Thanks chris. It's pretty special


----------



## MJB05615 (Sep 28, 2020)

WOW Jake!  That's one of the most touching gifts and stories I've ever heard.  The timing couldn't be better given the state of things this year.  Very happy for you, and your BIL is one great guy!  Congrats, can't wait to see more pics of you and your new ride.


----------



## pineywoods (Sep 28, 2020)

That's awesome Jake and looks like he did a great job on it for you. That's a really nice thing for him to do for you must be a good guy who must think your a pretty good guy as well. I look forward to more pics


----------



## daveomak (Sep 28, 2020)

I'll recognize you because of the SMILE behind the wheel....   Enjoy, my friend....


----------



## callmez (Sep 29, 2020)

Thanks for sharing that Jake, what an awesome story. With everything going on in the world right now we could all use more examples of the good in people. You sir have one heck of a brother in law -- and one cool Jeep!!


----------



## sawhorseray (Sep 29, 2020)

That's a wonderful story Jake, turns out 2020 ain't so bad after all. RAY


----------



## HalfSmoked (Sep 30, 2020)

Wow what a great story and a great payment for taking his sister off his hands.      
Just kidding for sure he is one of a kind lucky you to have him as you BIL.

Warren


----------



## Winterrider (Sep 30, 2020)

Congratulations Jake ! I knew there was still wonderful people in this world.


----------



## SmokinVOLfan (Oct 1, 2020)

Hell yeah man. Bring it down to Knox with a couple cases of beer in tow...some great off-roading spots.


----------



## tanglefoot (Oct 3, 2020)

WOW.......JUST......WOW!!!!!!!


----------



## TNJAKE (Oct 5, 2020)

Got her home yesterday evening.
	

		
			
		

		
	











Took a couple of the kids for a ride when we got home
	

		
			
		

		
	










Jeep turned out nicer than I even expected


----------



## MJB05615 (Oct 5, 2020)

Looks awesome Jake!  You're gonna enjoy the heck out of that ride.  Once again, you're BIL is one hell of a great person.


----------



## HalfSmoked (Oct 5, 2020)

Thanks for the like Jake it is appreciated.

Warren


----------



## daveomak (Oct 5, 2020)

She's a beaut !! for sure !!


----------



## TNJAKE (Oct 13, 2020)

Hanging out with my jeep having a small fire and some tunes


----------



## smokin peachey (Oct 13, 2020)

TNJAKE said:


> Hanging out with my jeep having a small fire and some tunes
> 
> 
> 
> ...


Looks great Jake. Cooking anything over the fire?


----------



## Smokin' in AZ (Oct 14, 2020)

Not sure how the heck I missed this....

Congrats Jake! Couldn't happen to a better guy.
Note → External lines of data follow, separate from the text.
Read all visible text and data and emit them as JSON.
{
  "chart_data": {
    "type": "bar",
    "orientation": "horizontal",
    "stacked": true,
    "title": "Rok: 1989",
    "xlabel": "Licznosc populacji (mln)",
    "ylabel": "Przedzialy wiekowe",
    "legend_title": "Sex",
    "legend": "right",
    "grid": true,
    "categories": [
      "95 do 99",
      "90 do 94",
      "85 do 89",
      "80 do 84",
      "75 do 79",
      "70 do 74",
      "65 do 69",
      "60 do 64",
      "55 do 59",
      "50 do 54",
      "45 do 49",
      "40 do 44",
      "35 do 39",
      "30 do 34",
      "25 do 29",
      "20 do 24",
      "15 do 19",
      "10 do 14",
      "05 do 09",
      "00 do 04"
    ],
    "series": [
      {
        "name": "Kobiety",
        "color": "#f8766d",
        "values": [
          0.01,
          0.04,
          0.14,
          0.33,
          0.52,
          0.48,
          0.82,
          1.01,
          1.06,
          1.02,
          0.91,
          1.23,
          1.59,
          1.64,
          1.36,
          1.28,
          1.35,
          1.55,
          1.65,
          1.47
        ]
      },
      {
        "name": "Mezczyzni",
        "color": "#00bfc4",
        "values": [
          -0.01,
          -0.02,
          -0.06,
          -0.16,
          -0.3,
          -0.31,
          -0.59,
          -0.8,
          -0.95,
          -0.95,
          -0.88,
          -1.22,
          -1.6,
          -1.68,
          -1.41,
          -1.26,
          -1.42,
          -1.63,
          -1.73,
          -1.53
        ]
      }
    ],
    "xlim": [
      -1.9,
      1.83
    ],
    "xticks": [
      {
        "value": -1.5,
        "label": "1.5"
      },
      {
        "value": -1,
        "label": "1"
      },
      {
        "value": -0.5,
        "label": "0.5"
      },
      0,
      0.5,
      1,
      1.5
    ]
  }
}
What a great brother in law!

John


----------



## Jabiru (Nov 4, 2020)

What a sweet ride, awesome restoration. A lot of work and dollars have been put into that, Your BIL must be an amazing person. Very happy for you.


----------



## forktender (Nov 4, 2020)

Nice ride.... can I ask if you have tried CBD in conjunction with THC Jake? The combo really helps my little bro with his PTSD induced seizures and panic attacks. I hope you have not and that it helps you as much as it helps him.
Dan


----------



## pineywoods (Nov 4, 2020)

Every time this thread comes back up I have to look at all the pictures again he sure put a lot of work in to that thing and it shows. What an awesome ride


----------



## TNJAKE (Nov 5, 2020)

pineywoods said:


> Every time this thread comes back up I have to look at all the pictures again he sure put a lot of work in to that thing and it shows. What an awesome ride


Thanks Jerry he really surprised me. Love it. If you're ever up my way stop by and we'll go for a ride


----------



## hoity toit (Nov 11, 2020)

You got a good family there bud. You'll have to get him some good smoked meat and cheese treats for Christmas present.


----------



## nimrod (Nov 15, 2020)

WOW! You do have the best BIL. I had a 82 Scrambler that I had bought new. Fast forward, married, kids, 2 seater and had to sell for a sedan. As you said you do what you have to for the family.  Enjoy the ride.


----------



## TNJAKE (Nov 15, 2020)

nimrod said:


> WOW! You do have the best BIL. I had a 82 Scrambler that I had bought new. Fast forward, married, kids, 2 seater and had to sell for a sedan. As you said you do what you have to for the family.  Enjoy the ride.


Yeah he's been pretty good to me over the years. Love this thing!


----------



## Millberry (Mar 24, 2021)

TNJAKE said:


> Morning smokers. Got a pretty big shock last night. A little back story.......
> 
> I don't drive much for the last 10yrs or so due to ptsd and a seizure disorder. I have always had a deep love for jeeps. In 2009 I bought a '91 Jeep YJ. Loved that thing. Shortly after I started with seizures and stopped driving pretty much. At the time we home schooled our 4 kids. Jeep sat in the carport and was taken out rarely for a back road drive through the country. After years of sitting we put our kids in private Christian School and I needed some quick cash for a tuition payment. Reluctantly sold my jeep. Wife said it broke her heart for me because she knew I loved it. We do what we have to do for our kids though and have never regretted my decision..........fast forward to 2020. The crappiest year ever or so I thought. 2 years ago my brother in law bought a '85 Jeep Scrambler. A pretty rare and highly sought after Jeep. He's spent the last 2 years restoring. Has a straight 6 and automatic transmission. Both New. The entire thing has been rhino lined inside out and underneath. Including the body. Most all parts replaced. Brand new set of mickey thompson baja tires. LED headlights.
> New hard top. He finished the build yesterday and sent me pictures last night. I immediately became jealous lol. Ten minutes later he called me to let me know he built that jeep for me. I was blown away and never saw that coming. Hard to hold back the tears just posting this. We are heading to hernando ms to pick it up Saturday morning and I can't wait. Here's some pictures. I'll post more Saturday
> ...


My God-What a Fellow he is. God didn't make many that way!!!!!!!!!!!!     Thanks for sharing


----------



## Millberry (Mar 24, 2021)

Jake, when I saw your Scrambler, my mouth drooled. When I read the story behind it, my eyes watered--NOW I have a soaking wet face and shirt.   LOL  Thanks again for sending that story and those beautiful pictures. I have had so many Jeeps  in my days, I have turned 2 of them over. I "stuck" a new one so bad that no one could get to it--no wrecker--nothing with a winch. 2 weeks later I hired a bulldozier to get it. When it was picked up, it left part of a gas line and a drive shaft. It happened on the coldest day ever still--in Georgia(I think). minus 6 degrees.  I froze that sucker in.. Gawd---the good old days of wild women, Jeeps, and alcohol. Lived through both rollovers, a red  headed woman, and a lot of whiskey to get old as heck....but fantastic memories. Charlie


----------